© Tony Angell Gifts of the Crow: CrowDodge
The corvid family--a widespread group of birds made up most prominently of crows, ravens, and magpies--are no ordinary birds, with a brain-to-body-weight ratio and cognitive abilities equal to apes and dolphins. This excerpt, from the great new book
Gifts of the Crow: How Perception, Emotion, and Thought Allow Smart Birds to Behave Like Humans, by John M. Marzluff and Tony Angell, details an experiment in which students and faculty at the University of Washington tried to discover if crows can recognize individual humans--and what they'd do with that information.
A couple of days before Valentine's Day 2006, students and professor donned grotesque masks - bold, heavily browed, reddish-orange cavemen - and captured seven crows on the University of Washington's campus. They tagged the ensnared crows with standard plastic and metal bracelets like those we had fit onto Light Blue, Dark Blue's legs and released them after only a few minutes.
On Valentine's Day John slipped into his Dick Cheney face and strolled across campus looking for crows to record their reactions. He found nine birds, and while one seemed a bit anxious and flew off calling, the others basically ignored him. The students were more reactive, as being Dick Cheney on a liberal college campus wasn't easy, but from the crows' perspectives Dick was just an average Joe.
Two days later, John left the Cheney mask in the lab and morphed once again into the caveman. He stepped outside his office building at 11:07, eager to learn whether the crows would remember the face of the man who had captured them earlier in the week. At 11:15, he found a crow near the student union building and began to approach. Immediately the bird flew into a tree and gave a series of harsh calls, flicked its tail, and stared directly down at him.

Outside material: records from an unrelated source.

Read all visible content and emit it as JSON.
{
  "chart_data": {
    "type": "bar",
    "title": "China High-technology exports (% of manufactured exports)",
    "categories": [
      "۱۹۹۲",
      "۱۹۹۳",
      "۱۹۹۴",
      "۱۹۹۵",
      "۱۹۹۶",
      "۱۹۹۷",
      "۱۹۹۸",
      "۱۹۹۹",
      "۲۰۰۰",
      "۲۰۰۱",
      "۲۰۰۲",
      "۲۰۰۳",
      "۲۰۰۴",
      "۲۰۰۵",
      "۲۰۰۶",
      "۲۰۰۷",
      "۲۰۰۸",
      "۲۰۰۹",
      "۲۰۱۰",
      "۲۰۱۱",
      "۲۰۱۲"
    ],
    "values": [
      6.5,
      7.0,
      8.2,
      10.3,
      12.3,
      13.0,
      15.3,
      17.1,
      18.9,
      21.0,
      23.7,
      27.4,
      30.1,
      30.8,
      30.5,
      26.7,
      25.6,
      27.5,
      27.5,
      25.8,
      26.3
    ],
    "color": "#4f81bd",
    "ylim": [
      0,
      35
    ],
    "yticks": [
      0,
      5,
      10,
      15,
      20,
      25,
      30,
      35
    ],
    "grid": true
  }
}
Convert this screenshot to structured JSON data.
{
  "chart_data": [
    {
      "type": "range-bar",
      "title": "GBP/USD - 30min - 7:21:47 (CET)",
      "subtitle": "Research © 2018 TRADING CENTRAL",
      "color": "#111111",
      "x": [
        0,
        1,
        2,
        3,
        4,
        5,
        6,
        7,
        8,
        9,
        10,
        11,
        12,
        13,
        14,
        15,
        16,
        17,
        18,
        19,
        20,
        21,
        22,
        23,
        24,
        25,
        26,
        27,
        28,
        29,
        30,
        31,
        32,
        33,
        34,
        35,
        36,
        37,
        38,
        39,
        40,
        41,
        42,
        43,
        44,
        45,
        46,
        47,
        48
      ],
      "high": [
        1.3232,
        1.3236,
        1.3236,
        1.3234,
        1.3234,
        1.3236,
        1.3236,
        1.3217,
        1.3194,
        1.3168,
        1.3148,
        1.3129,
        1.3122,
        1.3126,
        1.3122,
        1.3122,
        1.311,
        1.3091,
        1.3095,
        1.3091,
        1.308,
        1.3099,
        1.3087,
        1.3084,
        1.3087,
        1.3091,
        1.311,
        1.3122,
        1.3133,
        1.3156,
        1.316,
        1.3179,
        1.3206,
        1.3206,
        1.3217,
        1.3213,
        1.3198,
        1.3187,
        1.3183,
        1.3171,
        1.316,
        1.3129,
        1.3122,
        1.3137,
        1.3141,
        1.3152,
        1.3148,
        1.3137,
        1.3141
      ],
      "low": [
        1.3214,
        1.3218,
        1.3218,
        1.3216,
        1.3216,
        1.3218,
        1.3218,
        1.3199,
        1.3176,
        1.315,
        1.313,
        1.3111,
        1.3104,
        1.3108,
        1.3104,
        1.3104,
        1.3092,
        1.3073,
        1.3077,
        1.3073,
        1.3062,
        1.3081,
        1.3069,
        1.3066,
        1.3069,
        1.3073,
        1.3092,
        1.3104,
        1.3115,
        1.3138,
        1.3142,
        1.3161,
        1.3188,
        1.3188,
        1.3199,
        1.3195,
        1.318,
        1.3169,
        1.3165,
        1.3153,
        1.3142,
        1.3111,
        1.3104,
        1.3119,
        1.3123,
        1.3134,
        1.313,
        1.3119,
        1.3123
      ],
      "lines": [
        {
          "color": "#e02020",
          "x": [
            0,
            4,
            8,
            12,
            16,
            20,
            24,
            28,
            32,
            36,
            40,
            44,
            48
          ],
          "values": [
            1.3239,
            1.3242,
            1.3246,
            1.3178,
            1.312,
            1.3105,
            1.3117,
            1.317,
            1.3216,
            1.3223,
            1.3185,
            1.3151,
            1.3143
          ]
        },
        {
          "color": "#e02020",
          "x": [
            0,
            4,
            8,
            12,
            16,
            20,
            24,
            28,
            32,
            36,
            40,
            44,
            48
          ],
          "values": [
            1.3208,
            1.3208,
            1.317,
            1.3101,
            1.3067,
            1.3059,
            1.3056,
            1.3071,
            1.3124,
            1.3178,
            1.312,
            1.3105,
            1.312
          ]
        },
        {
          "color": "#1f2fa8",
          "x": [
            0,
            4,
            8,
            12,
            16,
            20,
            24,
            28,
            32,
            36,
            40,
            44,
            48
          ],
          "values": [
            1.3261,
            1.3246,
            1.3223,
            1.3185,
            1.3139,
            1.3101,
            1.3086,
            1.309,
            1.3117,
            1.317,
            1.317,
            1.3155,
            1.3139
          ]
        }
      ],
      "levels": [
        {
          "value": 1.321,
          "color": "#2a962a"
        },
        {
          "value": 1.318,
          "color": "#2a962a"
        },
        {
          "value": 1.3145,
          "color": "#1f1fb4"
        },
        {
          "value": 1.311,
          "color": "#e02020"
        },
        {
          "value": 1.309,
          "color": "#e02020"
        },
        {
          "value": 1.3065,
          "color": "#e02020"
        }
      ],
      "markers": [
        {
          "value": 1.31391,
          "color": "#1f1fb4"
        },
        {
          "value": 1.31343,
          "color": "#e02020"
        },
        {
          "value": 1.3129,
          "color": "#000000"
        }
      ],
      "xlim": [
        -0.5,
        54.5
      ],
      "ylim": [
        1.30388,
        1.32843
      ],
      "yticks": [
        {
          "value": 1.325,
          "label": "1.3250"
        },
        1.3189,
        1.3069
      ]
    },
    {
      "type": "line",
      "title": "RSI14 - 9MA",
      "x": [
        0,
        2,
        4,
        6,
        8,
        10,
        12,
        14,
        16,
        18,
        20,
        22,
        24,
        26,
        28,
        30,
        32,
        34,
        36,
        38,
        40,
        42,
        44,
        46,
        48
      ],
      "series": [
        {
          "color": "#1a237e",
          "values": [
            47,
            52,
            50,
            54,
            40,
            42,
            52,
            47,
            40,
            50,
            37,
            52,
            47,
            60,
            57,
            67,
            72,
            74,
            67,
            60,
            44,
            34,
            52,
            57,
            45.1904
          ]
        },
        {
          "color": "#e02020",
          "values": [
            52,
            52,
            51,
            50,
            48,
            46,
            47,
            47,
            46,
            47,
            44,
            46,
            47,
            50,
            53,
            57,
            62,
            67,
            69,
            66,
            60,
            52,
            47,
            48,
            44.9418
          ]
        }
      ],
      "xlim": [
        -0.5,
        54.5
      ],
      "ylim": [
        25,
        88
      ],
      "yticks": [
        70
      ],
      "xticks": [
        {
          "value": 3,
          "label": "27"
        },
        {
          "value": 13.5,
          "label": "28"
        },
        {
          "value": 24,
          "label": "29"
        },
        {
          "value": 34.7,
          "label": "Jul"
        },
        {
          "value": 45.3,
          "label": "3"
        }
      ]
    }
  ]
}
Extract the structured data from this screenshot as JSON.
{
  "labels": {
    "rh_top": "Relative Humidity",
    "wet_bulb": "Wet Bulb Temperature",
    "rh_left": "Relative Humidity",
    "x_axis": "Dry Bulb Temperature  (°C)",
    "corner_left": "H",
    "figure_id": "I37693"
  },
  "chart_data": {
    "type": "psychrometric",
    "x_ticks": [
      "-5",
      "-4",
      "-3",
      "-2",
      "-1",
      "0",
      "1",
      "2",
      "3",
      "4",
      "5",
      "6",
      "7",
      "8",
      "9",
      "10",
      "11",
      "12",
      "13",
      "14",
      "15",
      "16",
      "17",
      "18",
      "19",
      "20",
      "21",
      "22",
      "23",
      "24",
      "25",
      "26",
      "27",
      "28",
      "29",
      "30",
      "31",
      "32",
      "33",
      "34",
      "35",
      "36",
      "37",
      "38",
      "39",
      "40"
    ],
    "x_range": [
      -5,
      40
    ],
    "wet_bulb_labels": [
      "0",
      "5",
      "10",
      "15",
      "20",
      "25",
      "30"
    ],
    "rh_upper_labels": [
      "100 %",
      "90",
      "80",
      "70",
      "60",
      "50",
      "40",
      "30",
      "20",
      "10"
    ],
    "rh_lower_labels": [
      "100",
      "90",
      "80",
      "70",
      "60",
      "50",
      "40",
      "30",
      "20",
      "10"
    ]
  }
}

This scolding behavior, identical to how these rowdy birds typically address their natural predators, quickly attracted a second bird. The pair now cautiously eyed John and issued a real tongue lashing. The first scolding bird was unbanded - John had never even handled this aggressive beast. But the second bird wore bands, signaling that it had personally met the caveman a few days earlier. This bird had good reason to scold - the caveman was a proven threat. But the first bird could have known only secondhand about the dangerous caveman. Perhaps she had seen us catch and band her colleague. John continued his walk and in total encountered thirty-one crows, three of whom scolded him.